Elapsed time is 0.146933 seconds.

which is still slower than the vectorized implementation, but much faster than the original execution. The primary cause of this faster runtime on the second execution is that the variable fo has already been allocated space in memory.

On the original execution of the nested for-loop code, the size of matrix fo increases with successive iterations. For the first 10,000 iterations of the inner loop, fo increases from 1x1 to 1x10,000 each iteration. Then, for each iteration of the outer loop, fo increases from 1x10,000 to 1,000 x 10,000. Each time the size of fo increases, MATLAB needs to ensure that enough physical memory on the executing machine is dedicated to the storage of fo. This requires that fo be constantly moved around in memory with new size, slowing execution time considerably.

The meshgrid implementation does not have this issue. The call to meshgrid() creates matrices L and C which are 1,000 x 10,000 initially, and when fo is defined, it is already known that it will be the same size, so each variable is allocated memory only once.

Neglecting the benefits of vectorization from the previous section, the preallocation problem in the nested for-loop script can be solved by first preallocating the proper size of memory for fo. This can be done by adding the statement

fo = zeros(1000,10000);

anywhere prior to the for-loop.

3. Conditional Indexing

In matlab, matrices and vectors can be indexed in different manners. In the most straightfoward case, fo(i,j), where i and j are integers within the range of the size of the matrix, will return the element in the $i^{th}$ row and $j^{th}$ column of matrix fo(i,j). Additionally, fo(i) will return the $i^{th}$ element in the vector created when the matrix is traversed first by column, then by row (then by and additional dimensions). For our 1000 x 10,000 matrix, fo(12000) will return the same value as fo(1000,12) or fo(end,12).

Going further, using the latter method, we can index multiple elements to extract them as a vector. As an example, fo([1, 12000, 12005]) will return a vector containing [fo(1,1), fo(1000,12), fo(5,13)]

In a final method, which is the focus of this section, fo can be indexed by a binary matrix $A$ of the same dimension as fo, resulting in a vector of all values at indices where $A$ contains a "1". This approach gives rise to the possibility of conditional indexing.
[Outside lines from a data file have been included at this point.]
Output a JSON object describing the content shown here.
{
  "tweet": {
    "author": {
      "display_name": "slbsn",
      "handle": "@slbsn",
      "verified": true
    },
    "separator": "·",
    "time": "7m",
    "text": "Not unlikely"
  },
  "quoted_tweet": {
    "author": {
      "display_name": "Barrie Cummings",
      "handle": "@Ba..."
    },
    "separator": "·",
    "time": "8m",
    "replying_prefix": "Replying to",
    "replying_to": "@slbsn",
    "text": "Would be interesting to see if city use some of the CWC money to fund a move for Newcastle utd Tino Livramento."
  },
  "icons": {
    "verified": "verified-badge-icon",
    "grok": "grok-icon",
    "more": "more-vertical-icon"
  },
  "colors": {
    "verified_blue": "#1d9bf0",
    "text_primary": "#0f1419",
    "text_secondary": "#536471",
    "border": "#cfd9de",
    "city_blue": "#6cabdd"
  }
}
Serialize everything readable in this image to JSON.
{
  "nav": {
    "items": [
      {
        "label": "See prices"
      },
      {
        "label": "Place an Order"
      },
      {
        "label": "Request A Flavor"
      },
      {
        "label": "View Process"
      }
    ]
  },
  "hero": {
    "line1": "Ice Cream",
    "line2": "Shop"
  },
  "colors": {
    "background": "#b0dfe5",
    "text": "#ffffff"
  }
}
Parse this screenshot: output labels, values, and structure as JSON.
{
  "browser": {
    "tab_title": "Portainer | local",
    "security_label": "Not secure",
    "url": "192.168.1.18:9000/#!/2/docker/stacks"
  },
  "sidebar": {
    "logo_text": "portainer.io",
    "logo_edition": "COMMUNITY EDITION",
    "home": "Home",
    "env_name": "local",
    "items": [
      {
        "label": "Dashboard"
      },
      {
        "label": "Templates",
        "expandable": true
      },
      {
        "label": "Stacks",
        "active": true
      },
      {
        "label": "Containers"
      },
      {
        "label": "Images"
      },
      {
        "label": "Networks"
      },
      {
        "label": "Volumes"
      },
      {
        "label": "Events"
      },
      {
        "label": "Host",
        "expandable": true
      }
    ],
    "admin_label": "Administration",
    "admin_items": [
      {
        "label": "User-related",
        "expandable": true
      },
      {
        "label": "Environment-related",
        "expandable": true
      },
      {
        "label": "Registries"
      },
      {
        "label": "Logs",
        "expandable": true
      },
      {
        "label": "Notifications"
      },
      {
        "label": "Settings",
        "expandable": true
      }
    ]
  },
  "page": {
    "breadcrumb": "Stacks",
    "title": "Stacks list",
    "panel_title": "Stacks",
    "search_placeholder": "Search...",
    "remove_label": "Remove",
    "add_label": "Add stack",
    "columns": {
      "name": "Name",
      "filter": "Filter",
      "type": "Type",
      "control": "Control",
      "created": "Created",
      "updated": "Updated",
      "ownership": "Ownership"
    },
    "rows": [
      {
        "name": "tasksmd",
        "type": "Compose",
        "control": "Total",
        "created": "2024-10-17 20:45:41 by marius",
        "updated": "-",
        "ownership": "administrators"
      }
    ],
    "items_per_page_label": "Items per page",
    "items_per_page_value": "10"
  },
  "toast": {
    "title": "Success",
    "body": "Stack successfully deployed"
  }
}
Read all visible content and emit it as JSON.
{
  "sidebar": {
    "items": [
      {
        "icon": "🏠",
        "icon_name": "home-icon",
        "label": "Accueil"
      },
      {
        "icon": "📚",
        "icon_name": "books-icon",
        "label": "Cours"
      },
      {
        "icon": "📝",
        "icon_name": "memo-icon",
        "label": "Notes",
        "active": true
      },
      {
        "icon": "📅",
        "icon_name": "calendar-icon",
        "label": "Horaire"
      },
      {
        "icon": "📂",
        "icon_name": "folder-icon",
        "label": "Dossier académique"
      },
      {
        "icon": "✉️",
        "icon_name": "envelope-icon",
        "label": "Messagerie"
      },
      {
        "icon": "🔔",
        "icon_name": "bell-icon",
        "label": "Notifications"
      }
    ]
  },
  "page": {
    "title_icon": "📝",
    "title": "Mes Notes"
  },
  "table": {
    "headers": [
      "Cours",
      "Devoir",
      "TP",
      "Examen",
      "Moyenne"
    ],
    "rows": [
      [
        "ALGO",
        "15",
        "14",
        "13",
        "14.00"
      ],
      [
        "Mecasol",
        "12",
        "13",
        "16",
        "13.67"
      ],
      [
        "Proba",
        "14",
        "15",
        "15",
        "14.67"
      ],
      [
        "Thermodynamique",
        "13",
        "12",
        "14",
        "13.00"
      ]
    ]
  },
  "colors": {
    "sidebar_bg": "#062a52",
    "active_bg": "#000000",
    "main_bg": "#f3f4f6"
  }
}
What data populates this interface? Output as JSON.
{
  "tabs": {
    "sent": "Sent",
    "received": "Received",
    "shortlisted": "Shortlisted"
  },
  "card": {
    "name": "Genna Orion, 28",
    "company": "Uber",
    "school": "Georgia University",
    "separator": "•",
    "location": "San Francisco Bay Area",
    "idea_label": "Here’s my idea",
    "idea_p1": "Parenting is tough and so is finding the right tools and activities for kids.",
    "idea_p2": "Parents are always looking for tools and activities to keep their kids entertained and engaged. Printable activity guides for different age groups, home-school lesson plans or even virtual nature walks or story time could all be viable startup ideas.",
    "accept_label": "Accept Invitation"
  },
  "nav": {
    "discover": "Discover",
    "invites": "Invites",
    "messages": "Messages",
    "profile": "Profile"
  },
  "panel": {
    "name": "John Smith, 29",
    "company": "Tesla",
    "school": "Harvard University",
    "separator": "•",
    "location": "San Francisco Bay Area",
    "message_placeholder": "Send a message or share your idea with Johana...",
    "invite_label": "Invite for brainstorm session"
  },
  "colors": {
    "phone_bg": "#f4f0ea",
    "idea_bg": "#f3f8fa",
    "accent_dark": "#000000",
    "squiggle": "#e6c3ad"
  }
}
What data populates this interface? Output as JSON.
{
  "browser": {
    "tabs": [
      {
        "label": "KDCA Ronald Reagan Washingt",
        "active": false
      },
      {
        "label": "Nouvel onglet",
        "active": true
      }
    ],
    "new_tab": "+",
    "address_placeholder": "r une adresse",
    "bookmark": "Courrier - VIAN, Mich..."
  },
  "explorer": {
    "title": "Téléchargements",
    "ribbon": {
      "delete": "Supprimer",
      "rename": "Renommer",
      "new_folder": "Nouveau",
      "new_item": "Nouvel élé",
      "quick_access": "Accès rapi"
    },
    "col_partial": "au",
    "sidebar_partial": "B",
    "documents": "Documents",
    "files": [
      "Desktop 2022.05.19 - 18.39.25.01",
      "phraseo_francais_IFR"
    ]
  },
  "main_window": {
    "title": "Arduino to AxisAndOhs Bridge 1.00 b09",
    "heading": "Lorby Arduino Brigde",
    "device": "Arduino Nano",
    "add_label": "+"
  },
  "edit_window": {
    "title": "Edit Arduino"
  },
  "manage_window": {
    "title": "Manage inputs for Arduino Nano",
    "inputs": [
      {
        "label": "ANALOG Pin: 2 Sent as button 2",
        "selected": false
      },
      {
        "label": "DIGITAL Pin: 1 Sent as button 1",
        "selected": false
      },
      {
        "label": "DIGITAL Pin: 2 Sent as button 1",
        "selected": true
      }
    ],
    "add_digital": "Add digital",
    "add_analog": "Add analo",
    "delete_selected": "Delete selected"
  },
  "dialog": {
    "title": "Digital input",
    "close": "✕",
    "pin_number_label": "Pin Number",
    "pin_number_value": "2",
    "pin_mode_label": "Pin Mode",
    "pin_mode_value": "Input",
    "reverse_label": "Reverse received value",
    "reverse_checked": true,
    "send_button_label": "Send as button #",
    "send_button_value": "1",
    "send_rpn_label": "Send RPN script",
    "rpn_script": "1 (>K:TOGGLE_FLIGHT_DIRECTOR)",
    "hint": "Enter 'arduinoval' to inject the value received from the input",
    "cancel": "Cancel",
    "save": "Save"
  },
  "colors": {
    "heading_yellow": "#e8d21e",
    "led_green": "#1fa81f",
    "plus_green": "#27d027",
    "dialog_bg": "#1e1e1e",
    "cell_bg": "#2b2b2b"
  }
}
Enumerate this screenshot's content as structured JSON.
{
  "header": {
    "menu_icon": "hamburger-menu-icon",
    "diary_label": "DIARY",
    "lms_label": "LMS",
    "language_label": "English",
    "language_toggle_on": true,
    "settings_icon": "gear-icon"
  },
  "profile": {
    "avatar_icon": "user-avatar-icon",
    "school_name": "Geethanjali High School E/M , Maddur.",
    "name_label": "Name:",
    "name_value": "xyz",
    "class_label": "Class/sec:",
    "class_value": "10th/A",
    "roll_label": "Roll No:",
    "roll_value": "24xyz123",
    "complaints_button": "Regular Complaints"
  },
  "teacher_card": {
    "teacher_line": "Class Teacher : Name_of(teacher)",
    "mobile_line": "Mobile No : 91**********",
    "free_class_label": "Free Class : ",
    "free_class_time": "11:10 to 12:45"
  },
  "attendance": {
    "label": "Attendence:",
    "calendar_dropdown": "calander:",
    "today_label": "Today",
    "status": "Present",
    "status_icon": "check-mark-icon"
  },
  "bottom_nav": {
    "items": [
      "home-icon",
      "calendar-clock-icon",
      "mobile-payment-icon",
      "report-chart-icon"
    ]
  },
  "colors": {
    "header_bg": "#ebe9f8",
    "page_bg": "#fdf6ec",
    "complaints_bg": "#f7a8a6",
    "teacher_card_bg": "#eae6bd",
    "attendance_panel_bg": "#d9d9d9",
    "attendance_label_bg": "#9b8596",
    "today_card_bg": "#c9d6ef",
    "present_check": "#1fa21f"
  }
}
As an example, assume we want to find the combinations of L and C from the previous calculation that give rise to a resonant frequency above 5 GHz. We could do this inefficiently through the nested for-loop technique which assesses each entry one-by-one and stores only those that meet the criterion. Alternately, we could note that

fo >5e9

returns a binary matrix, of the same size as fo, in which there is a "1" in any location where the corresponding frequency is greater than 5 GHz and a zero elsewhere. Then, we can use this matrix as an index into L and C to extract the corresponding values. Thus,

[L(fo>5e9), C(fo>5e9)]

returns the 9 (in this case) paris of inductance and capacitance within our range that result in a resonant frequency above 5 GHz. Their corresponding resonant frequencies are

fo(fo>5e9)

The approach can be used with additional relational or logical operators. Suppose we want to find all L-C pairs which result in a resonant frequency within 1MHz $\pm$ 1kHz and with a capacitance less than 260 pF. Then

loc = abs(fo-1e6)<1e3 & C<.26e-9;
[L(loc), C(loc)]

returns the six L-C pairs within our set that satisfy these criteria.

Concluding Remarks

The above examples are intentionally simplistic to show the mechanisms at play. Clearly, finding the resonant frequency of a pair of L-C components could be done in a much more efficient manner than iterating all possibilities numerically. Finding where vectorization and conditional indexing can be used to improve performance and clarity of your code requires practice and experience. However, correct use of these techniques can allow code execution time to reduce from tens of minutes to a few seconds in many complex system analysis scenarios.